Alexander Gietelink Oldenziel comments on Alexander Gietelink Oldenziel’s Shortform

Alexander Gietelink Oldenziel 16 Jul 2024 22:33 UTC
5 points
3
I think I speak for many when I ask you to please elaborate on this!
- habryka 16 Jul 2024 23:36 UTC
  7 points
  0
  Parent
  Oh, I thought this was relatively straightforward and has been discussed a bunch. There are two lines of argument I know for why superintelligent AI, even if unaligned, might not literally kill everyone, but keep some humans alive:
  1. The AI might care a tiny bit about our values, even if it mostly doesn’t share them
  2. The AI might want to coordinate with other AI systems that reached superintelligence to jointly optimize the universe. So in a world where there is only a 1% chance that we align AI systems to our values, then even in unaligned worlds we might end up with AI systems that adopt our values as a 1% mixture in its utility function (and also consequently in those 1% of worlds, we might still want to trade away 99% of the universe to the values that the counterfactual AI systems would have had)

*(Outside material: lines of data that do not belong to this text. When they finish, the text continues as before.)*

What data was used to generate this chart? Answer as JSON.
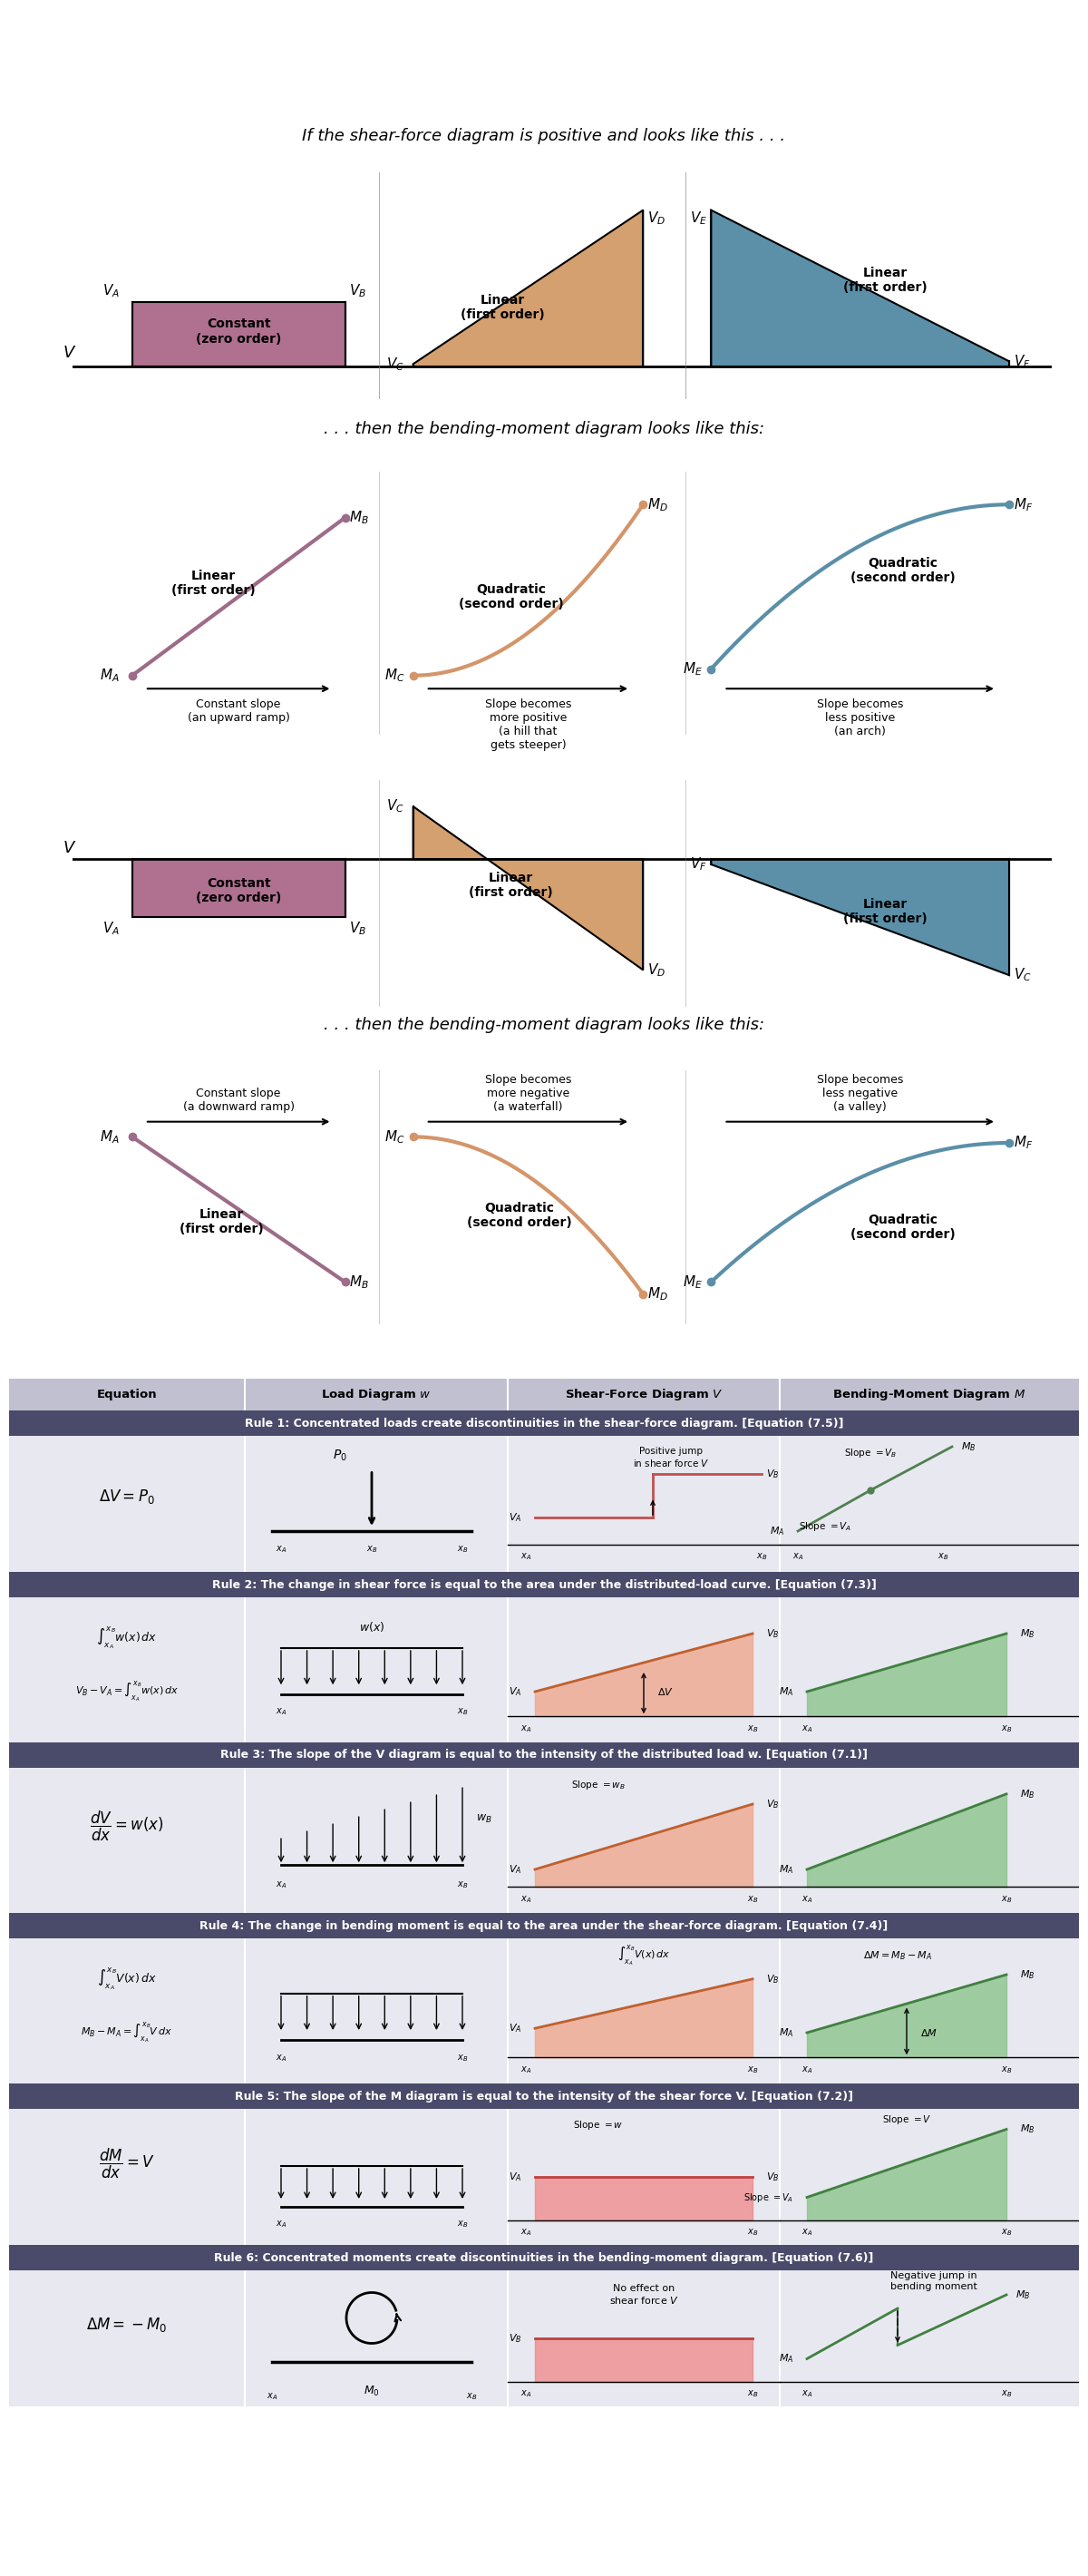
{
  "bg_color": "#ffffff",
  "dark_text": "#1a1a1a",
  "purple_color": "#9e6b8a",
  "orange_color": "#d4956a",
  "blue_color": "#5b8fa8",
  "pink_fill": "#b07090",
  "orange_fill": "#d4a070",
  "blue_fill": "#5b90a8",
  "rule_header_bg": "#4a4a6a",
  "rule_row_bg": "#e8e8f0",
  "col_header_bg": "#c0c0d0",
  "shear_red": "#d08080",
  "moment_green": "#80a080",
  "load_green": "#408040",
  "load_orange": "#c06030"
}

  Some places where the second line of argument has been discussed:
  - This comment by Ryan Greenblatt:^[1] https://www.lesswrong.com/posts/tKk37BFkMzchtZThx/miri-2024-communications-strategy?commentId=xBYimQtgASti5tgWv
  - This comment by Paul Christiano:^[2] https://www.lesswrong.com/posts/2NncxDQ3KBDCxiJiP/cosmopolitan-values-don-t-come-free?commentId=ofPTrG6wsq7CxuTXk
  1. ^
    This is due to:
    The potential for the AI to be at least a tiny bit “kind” (same as humans probably wouldn’t kill all aliens). ^[1]
    Decision theory/trade reasons
  2. ^
    Note that in this comment I’m not touching on acausal trade (with successful humans) or ECL. I think those are very relevant to whether AI systems kill everyone, but are less related to this implicit claim about kindness which comes across in your parables (since acausally trading AIs are basically analogous to the ants who don’t kill us because we have power).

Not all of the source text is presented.